Volunteering gave him plenty of experience and knowledge, and eventually lead to a paid position working for the Nature Conservancy Council (NCC) as a summer warden for the Hermaness in Shetland. A vacancy arising due to maternity leave then lead to a temporary NCC office job in Orkney which eventually became permanent. Having joined the RSPB team in South East England as a warden, Chris has worked in various roles within our organisation. He just goes to show hard work and passion really can get you an awfully long way!
Chris is very positive about his experience as a volunteer, and would highly recommend trying it “I went to places I’d never been before and learnt so much about wildlife.” It has helped to build his confidence and succeed in his career, and perhaps most importantly, has given him a better understanding of what it is like to volunteer, which means that he truly appreciates how hard volunteers work within the RSPB and our partner organisations today.
Using your experience to further conservation - Richard Neville-Carle
For Richard Neville-Carle, volunteering at the RSPB has allowed him to gain a new insight into his profession, despite his huge wealth of experience.
Richard spent over thirty years in central government as a town planner – finally ending up as an assistant chief planner of greater London. He then set up his own consultancy, working on the 2012 London Olympics and the Greater London Authorities’ climate change policies.
So, where do you go after a career like that?! In Richard’s case, he didn’t want to stop contributing to society and so volunteered with us – as a planner supporting our conservation team. He’s been with us since 2013, and has brought with him four decades of his experience. He’s provided invaluable insight into how the planning system works, as well as advice on how to use the system most effectively to meet our conservation objectives. He helps evaluate what is good and bad for nature in local plans and applications, and helps us to voice our opinions on them.

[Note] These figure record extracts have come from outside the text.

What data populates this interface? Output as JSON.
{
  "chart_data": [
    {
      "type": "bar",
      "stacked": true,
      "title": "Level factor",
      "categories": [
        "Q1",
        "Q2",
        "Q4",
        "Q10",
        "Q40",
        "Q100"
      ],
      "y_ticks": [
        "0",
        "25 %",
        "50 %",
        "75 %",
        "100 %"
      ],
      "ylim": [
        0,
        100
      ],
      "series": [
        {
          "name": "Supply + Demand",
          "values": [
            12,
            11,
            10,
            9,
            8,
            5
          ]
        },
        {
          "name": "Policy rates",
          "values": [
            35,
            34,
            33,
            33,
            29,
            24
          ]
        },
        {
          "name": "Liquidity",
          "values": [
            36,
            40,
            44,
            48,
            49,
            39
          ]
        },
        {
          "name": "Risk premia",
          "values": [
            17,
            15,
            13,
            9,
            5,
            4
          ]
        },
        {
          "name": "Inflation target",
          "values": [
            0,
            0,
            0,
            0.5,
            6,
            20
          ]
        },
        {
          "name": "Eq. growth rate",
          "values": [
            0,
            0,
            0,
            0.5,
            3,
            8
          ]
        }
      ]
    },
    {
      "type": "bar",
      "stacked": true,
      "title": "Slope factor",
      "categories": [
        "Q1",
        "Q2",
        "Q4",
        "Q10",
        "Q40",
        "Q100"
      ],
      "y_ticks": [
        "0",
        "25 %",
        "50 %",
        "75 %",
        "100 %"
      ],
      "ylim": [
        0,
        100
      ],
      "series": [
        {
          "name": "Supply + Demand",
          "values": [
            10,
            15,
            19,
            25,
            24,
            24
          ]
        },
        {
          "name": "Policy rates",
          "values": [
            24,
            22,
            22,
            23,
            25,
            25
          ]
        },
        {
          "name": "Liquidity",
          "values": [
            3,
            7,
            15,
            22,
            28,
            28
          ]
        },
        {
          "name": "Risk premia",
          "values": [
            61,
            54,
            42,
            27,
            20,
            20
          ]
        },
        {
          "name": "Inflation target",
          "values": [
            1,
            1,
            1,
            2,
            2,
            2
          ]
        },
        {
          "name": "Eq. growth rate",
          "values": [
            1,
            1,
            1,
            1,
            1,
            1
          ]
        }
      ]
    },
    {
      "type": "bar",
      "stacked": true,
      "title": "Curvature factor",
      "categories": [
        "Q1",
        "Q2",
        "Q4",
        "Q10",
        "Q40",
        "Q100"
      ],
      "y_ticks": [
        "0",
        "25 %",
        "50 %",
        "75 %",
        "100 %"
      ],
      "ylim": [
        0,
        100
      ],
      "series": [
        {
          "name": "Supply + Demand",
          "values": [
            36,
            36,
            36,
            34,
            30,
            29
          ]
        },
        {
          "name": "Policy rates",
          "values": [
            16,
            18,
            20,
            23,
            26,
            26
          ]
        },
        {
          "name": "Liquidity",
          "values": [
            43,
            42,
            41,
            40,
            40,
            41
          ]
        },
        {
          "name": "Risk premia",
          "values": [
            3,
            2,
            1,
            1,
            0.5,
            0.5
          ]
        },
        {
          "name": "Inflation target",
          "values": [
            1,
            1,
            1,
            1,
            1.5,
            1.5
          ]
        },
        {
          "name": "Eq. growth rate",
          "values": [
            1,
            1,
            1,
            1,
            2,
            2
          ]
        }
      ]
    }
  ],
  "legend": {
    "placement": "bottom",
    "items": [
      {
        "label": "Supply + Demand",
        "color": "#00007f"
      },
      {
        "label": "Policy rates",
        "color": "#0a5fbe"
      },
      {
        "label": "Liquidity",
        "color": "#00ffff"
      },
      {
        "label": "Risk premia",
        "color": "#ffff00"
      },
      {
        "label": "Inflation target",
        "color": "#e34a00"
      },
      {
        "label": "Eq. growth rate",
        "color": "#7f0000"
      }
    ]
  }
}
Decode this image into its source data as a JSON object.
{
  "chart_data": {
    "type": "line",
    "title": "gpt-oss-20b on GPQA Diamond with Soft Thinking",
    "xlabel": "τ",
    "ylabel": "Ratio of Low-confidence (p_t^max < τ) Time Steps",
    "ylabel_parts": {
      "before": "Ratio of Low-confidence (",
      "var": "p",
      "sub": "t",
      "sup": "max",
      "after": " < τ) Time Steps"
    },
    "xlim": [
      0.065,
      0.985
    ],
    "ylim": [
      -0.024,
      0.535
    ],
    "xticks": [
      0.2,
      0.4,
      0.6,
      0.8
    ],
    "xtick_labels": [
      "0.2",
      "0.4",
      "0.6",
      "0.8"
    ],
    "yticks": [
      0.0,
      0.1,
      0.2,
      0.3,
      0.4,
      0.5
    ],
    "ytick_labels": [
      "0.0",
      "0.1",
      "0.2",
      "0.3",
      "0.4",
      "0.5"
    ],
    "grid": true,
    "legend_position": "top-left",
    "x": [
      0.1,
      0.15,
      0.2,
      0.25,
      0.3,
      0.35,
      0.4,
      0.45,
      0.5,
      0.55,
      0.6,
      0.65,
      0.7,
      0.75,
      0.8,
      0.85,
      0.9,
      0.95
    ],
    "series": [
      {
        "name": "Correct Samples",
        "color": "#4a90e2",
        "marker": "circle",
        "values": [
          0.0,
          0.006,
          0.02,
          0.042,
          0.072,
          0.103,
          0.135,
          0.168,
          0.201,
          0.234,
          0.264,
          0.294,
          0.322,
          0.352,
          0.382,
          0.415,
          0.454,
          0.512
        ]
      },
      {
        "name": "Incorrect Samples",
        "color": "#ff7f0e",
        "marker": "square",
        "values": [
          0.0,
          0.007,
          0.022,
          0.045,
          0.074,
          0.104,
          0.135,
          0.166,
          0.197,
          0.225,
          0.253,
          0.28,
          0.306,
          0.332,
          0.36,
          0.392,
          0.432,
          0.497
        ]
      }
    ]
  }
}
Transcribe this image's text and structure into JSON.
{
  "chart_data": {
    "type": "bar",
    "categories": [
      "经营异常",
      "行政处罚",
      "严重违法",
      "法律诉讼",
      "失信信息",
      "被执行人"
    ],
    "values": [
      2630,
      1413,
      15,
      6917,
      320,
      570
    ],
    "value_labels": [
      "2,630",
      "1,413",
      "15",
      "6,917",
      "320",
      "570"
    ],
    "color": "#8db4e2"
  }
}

Through volunteering with us, Richard has been able to work in conservation for the first time in his career. He’s been a keen nature watcher all of his life – which makes the role all the more pertinent. He recommends that ‘for someone at an earlier stage in their planning career, a spell volunteering with the RSPB would widen a planner’s perspective of the voluntary sector and how conservation objectives interact with the planning system.’